Stay up to date — The best way to make sure you have the most secure version of Android is to apply operating system updates as soon as you can. Unfortunately, the fragmentation of the Android platform makes this impossible for many users, since mobile carriers have been very slow to roll out patches and fixes. More frustrating, some manufacturers stop offering updates for their devices long before their useful lifespans are over, meaning the only way for many customers to get newer, more-secure versions of Android is to get a new device.
How bad is it? Back in September data collected via Duo Security X-Ray mobile app estimated over half of all Android devices carried known, unpatched security vulnerabilities. Also consider that, according to Google, Android version 2.3 (Gingerbread) still accounted for about half of all Android devices checking in with Google Play as of last week.
Don’t download apps from links or messages — Limit your apps downloads to reputable, well-managed app stores. Although there’s no guarantee apps in Google Play, the Amazon Appstore, or other above-board ventures are safe — and, as we saw above, popularity is no guarantee of safety — well-managed stores are less likely to be serving up malware than apps available via direct download. Remember: one way scammer and cybercriminals get people to install malware is by sending links via email or text messaging — it’s particularly effective with children and folks who aren’t technically savvy.

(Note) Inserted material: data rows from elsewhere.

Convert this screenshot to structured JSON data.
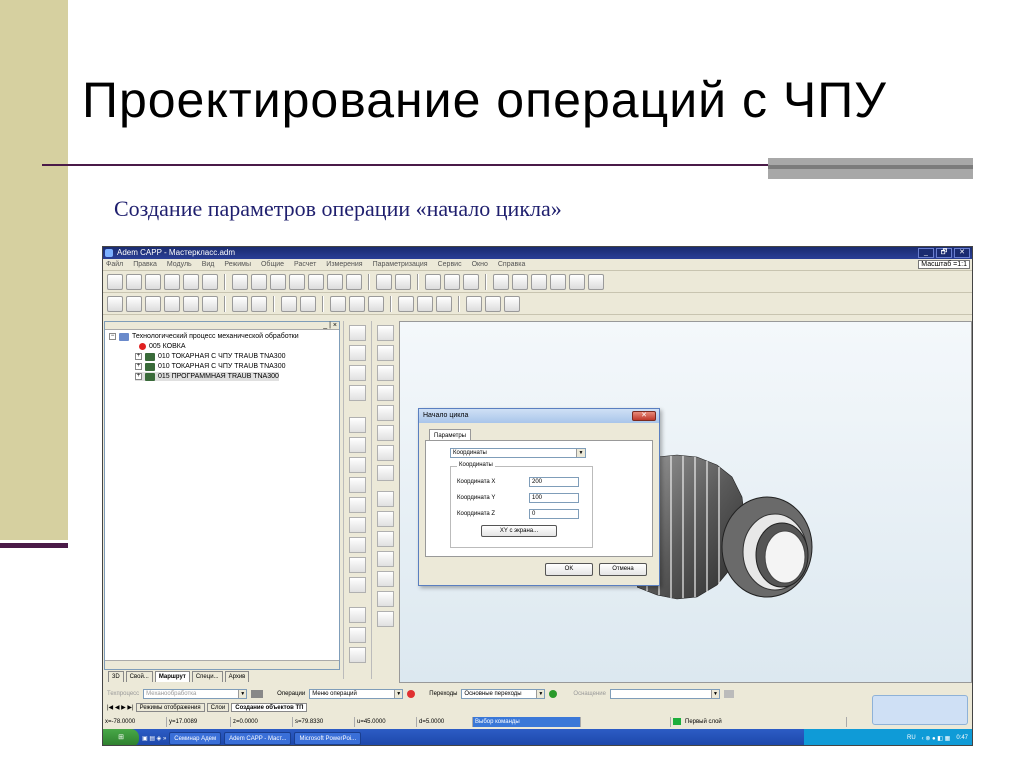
{
  "slide": {
    "title": "Проектирование операций с ЧПУ",
    "subtitle": "Создание параметров операции «начало цикла»"
  },
  "app": {
    "window_title": "Adem CAPP - Мастеркласс.adm",
    "window_buttons": [
      "_",
      "🗗",
      "✕"
    ],
    "menu": [
      "Файл",
      "Правка",
      "Модуль",
      "Вид",
      "Режимы",
      "Общие",
      "Расчет",
      "Измерения",
      "Параметризация",
      "Сервис",
      "Окно",
      "Справка"
    ],
    "scale_label": "Масштаб =1:1",
    "tree": {
      "root": "Технологический процесс механической обработки",
      "items": [
        "005  КОВКА",
        "010  ТОКАРНАЯ С ЧПУ TRAUB TNA300",
        "010  ТОКАРНАЯ С ЧПУ TRAUB TNA300",
        "015  ПРОГРАММНАЯ TRAUB TNA300"
      ]
    },
    "panel_tabs": [
      "3D",
      "Свой...",
      "Маршрут",
      "Специ...",
      "Архив"
    ],
    "dialog": {
      "title": "Начало цикла",
      "close": "✕",
      "tab": "Параметры",
      "select_value": "Координаты",
      "group_label": "Координаты",
      "fields": [
        {
          "label": "Координата X",
          "value": "200"
        },
        {
          "label": "Координата Y",
          "value": "100"
        },
        {
          "label": "Координата Z",
          "value": "0"
        }
      ],
      "xy_button": "XY с экрана...",
      "ok": "OK",
      "cancel": "Отмена"
    },
    "bottom": {
      "techproc_label": "Техпроцесс",
      "techproc_value": "Механообработка",
      "operations_label": "Операции",
      "operations_value": "Меню операций",
      "transitions_label": "Переходы",
      "transitions_value": "Основные переходы",
      "equipment_label": "Оснащение",
      "tabs": [
        "Режимы отображения",
        "Слои",
        "Создание объектов ТП"
      ]
    },
    "status": {
      "x": "x=-78.0000",
      "y": "y=17.0089",
      "z": "z=0.0000",
      "s": "s=79.8330",
      "u": "u=45.0000",
      "d": "d=5.0000",
      "command": "Выбор команды",
      "layer": "Первый слой"
    },
    "taskbar": {
      "items": [
        "Семинар Адем",
        "Adem CAPP - Маст...",
        "Microsoft PowerPoi..."
      ],
      "lang": "RU",
      "time": "0:47"
    }
  }
}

Read those permissions warnings! — When you install an app from Google Play, you’ll be asked whether you want to grant it permission to sense SMS or MMS messages, access browser history or bookmarks, or access your contact data. Think careful about those permissions. Does that casual game need to send text messages? Why does that free disco-party flashlight app need to access your browsing history? If it doesn’t make sense, don’t grant the permissions.
Consider security software — For everyday Android users, common sense and paying attention should be enough to keep devices (and their data) reasonably safe — for now, anyway. However, for less knowledgable or technically-inclined users — perhaps like children and senior citizens — Android security software from a reputable vendor might be worth considering. Many security developers offer Android packages and services, including Avast, TrendMicro, Symantec, BitDefender, ClamAV, F-Secure, Kingsoft, Kaspersky, Kingsoft, and others.

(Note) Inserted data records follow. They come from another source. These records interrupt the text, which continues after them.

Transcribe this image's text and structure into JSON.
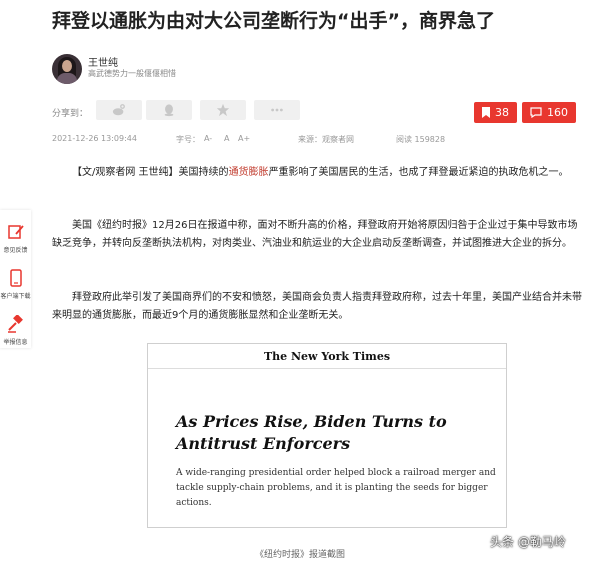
{
  "article": {
    "title": "拜登以通胀为由对大公司垄断行为“出手”，商界急了",
    "author_name": "王世纯",
    "author_bio": "高武德势力一般偃偃相惜",
    "share_label": "分享到：",
    "likes_count": "38",
    "comments_count": "160",
    "date": "2021-12-26 13:09:44",
    "font_label": "字号：",
    "font_small": "A-",
    "font_mid": "A",
    "font_large": "A+",
    "source_label": "来源：观察者网",
    "views_label": "阅读 159828"
  },
  "body": {
    "p1_pre": "【文/观察者网 王世纯】美国持续的",
    "p1_link": "通货膨胀",
    "p1_post": "严重影响了美国居民的生活，也成了拜登最近紧迫的执政危机之一。",
    "p2": "美国《纽约时报》12月26日在报道中称，面对不断升高的价格，拜登政府开始将原因归咎于企业过于集中导致市场缺乏竞争，并转向反垄断执法机构，对肉类业、汽油业和航运业的大企业启动反垄断调查，并试图推进大企业的拆分。",
    "p3": "拜登政府此举引发了美国商界们的不安和愤怒，美国商会负责人指责拜登政府称，过去十年里，美国产业结合并未带来明显的通货膨胀，而最近9个月的通货膨胀显然和企业垄断无关。"
  },
  "sidebar": {
    "feedback": "意见反馈",
    "download": "客户端下载",
    "letter": "举报信息"
  },
  "figure": {
    "masthead": "The New York Times",
    "headline": "As Prices Rise, Biden Turns to Antitrust Enforcers",
    "dek": "A wide-ranging presidential order helped block a railroad merger and tackle supply-chain problems, and it is planting the seeds for bigger actions.",
    "caption": "《纽约时报》报道截图"
  },
  "watermark": "头条 @勒马岭",
  "colors": {
    "accent": "#e8372f",
    "link": "#c0392b"
  }
}
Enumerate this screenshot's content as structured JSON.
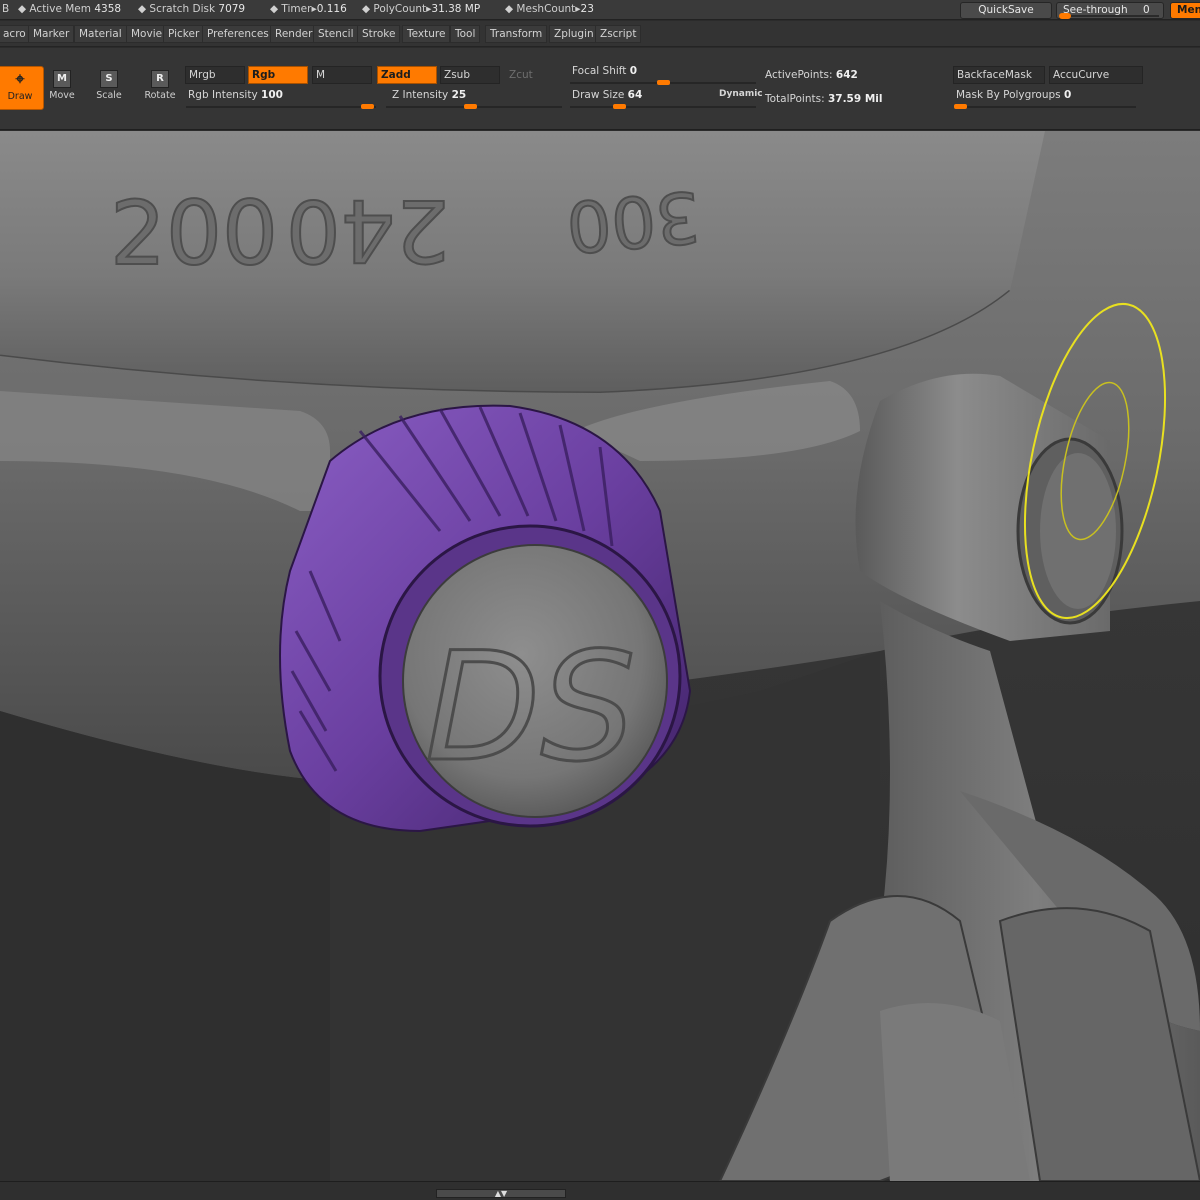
{
  "status": {
    "items": [
      {
        "key": "B",
        "value": ""
      },
      {
        "key": "Active Mem",
        "value": "4358"
      },
      {
        "key": "Scratch Disk",
        "value": "7079"
      },
      {
        "key": "Timer",
        "value": "0.116"
      },
      {
        "key": "PolyCount",
        "value": "31.38 MP"
      },
      {
        "key": "MeshCount",
        "value": "23"
      }
    ],
    "quicksave": "QuickSave",
    "seethrough_label": "See-through",
    "seethrough_value": "0",
    "menus": "Menus"
  },
  "menubar": [
    "acro",
    "Marker",
    "Material",
    "Movie",
    "Picker",
    "Preferences",
    "Render",
    "Stencil",
    "Stroke",
    "Texture",
    "Tool",
    "Transform",
    "Zplugin",
    "Zscript"
  ],
  "tools": {
    "draw": "Draw",
    "move": "Move",
    "move_key": "M",
    "scale": "Scale",
    "scale_key": "S",
    "rotate": "Rotate",
    "rotate_key": "R"
  },
  "shelf": {
    "mrgb": "Mrgb",
    "rgb": "Rgb",
    "m": "M",
    "zadd": "Zadd",
    "zsub": "Zsub",
    "zcut": "Zcut",
    "rgb_intensity_label": "Rgb Intensity",
    "rgb_intensity": "100",
    "z_intensity_label": "Z Intensity",
    "z_intensity": "25",
    "focal_shift_label": "Focal Shift",
    "focal_shift": "0",
    "draw_size_label": "Draw Size",
    "draw_size": "64",
    "dynamic": "Dynamic",
    "active_points_label": "ActivePoints:",
    "active_points": "642",
    "total_points_label": "TotalPoints:",
    "total_points": "37.59 Mil",
    "backface_mask": "BackfaceMask",
    "accucurve": "AccuCurve",
    "mask_polygroups_label": "Mask By Polygroups",
    "mask_polygroups": "0"
  },
  "model": {
    "bezel_numbers": [
      "200",
      "240",
      "300"
    ],
    "crown_logo": "DS",
    "crown_color": "#6a3fa0",
    "accent": "#ff7a00",
    "brush_cursor_color": "#e8e020"
  },
  "bottom": {
    "handle": "▲▼"
  }
}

Right now, security software might be more important for businesses and enterprise, particularly as users increasingly bring their own smartphones and tablets to the workplace. Although the most profitable Android malware right now seems to be SMS scams (that surreptitiously send SMS messages to a service that charges a mobile user’s bill), 2012 was also the first time security researchers found mobile botnets, and targeted mobile attacks are on the rise, where attackers use Android (and BlackBerry) malware to move funds out of personal and business bank accounts.

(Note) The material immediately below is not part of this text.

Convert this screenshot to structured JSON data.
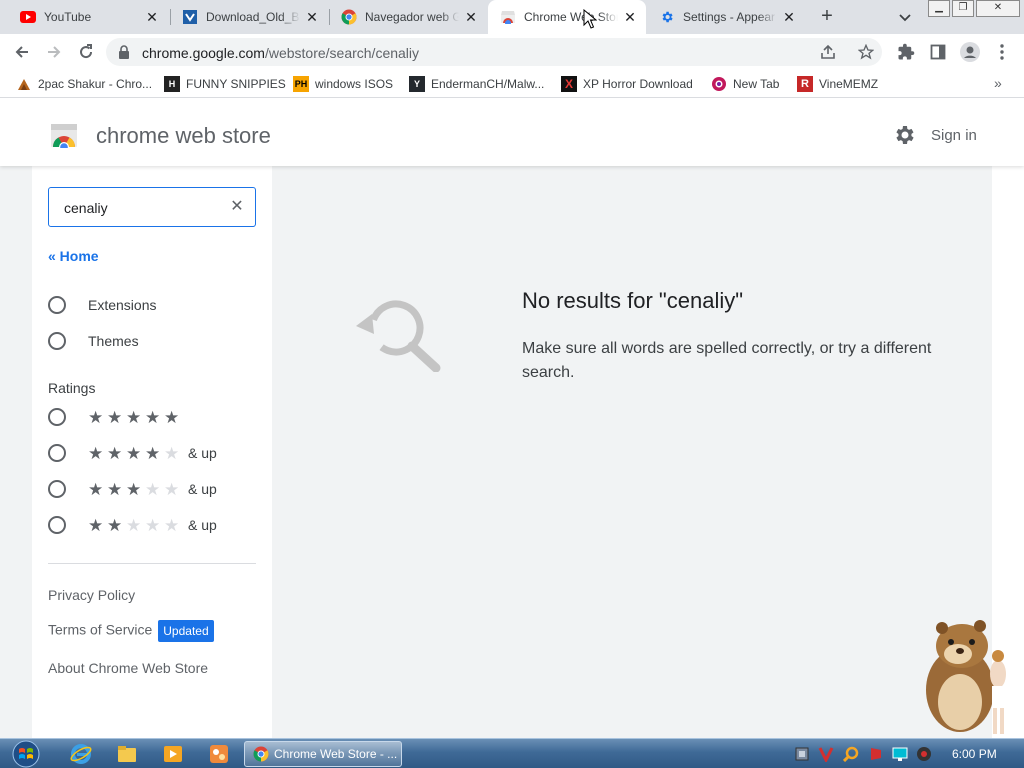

The Android platform isn’t stumbling under the weight of malware, but mobile threats are very real and growing — and, as the most-exploitable and most-popular mobile platform, Android is cybercriminals’ biggest target. Google is taking steps to make Google Play and Android devices more secure, but so far those efforts don’t seem to be having big payoffs for users and, in the case of the app verification feature in Google Play for Jelly Bean, may lull users into a false sense of complacency. We hope Google’s security efforts improve quickly; in the meantime, the best way for Android users to stay safe is to be informed and vigilant.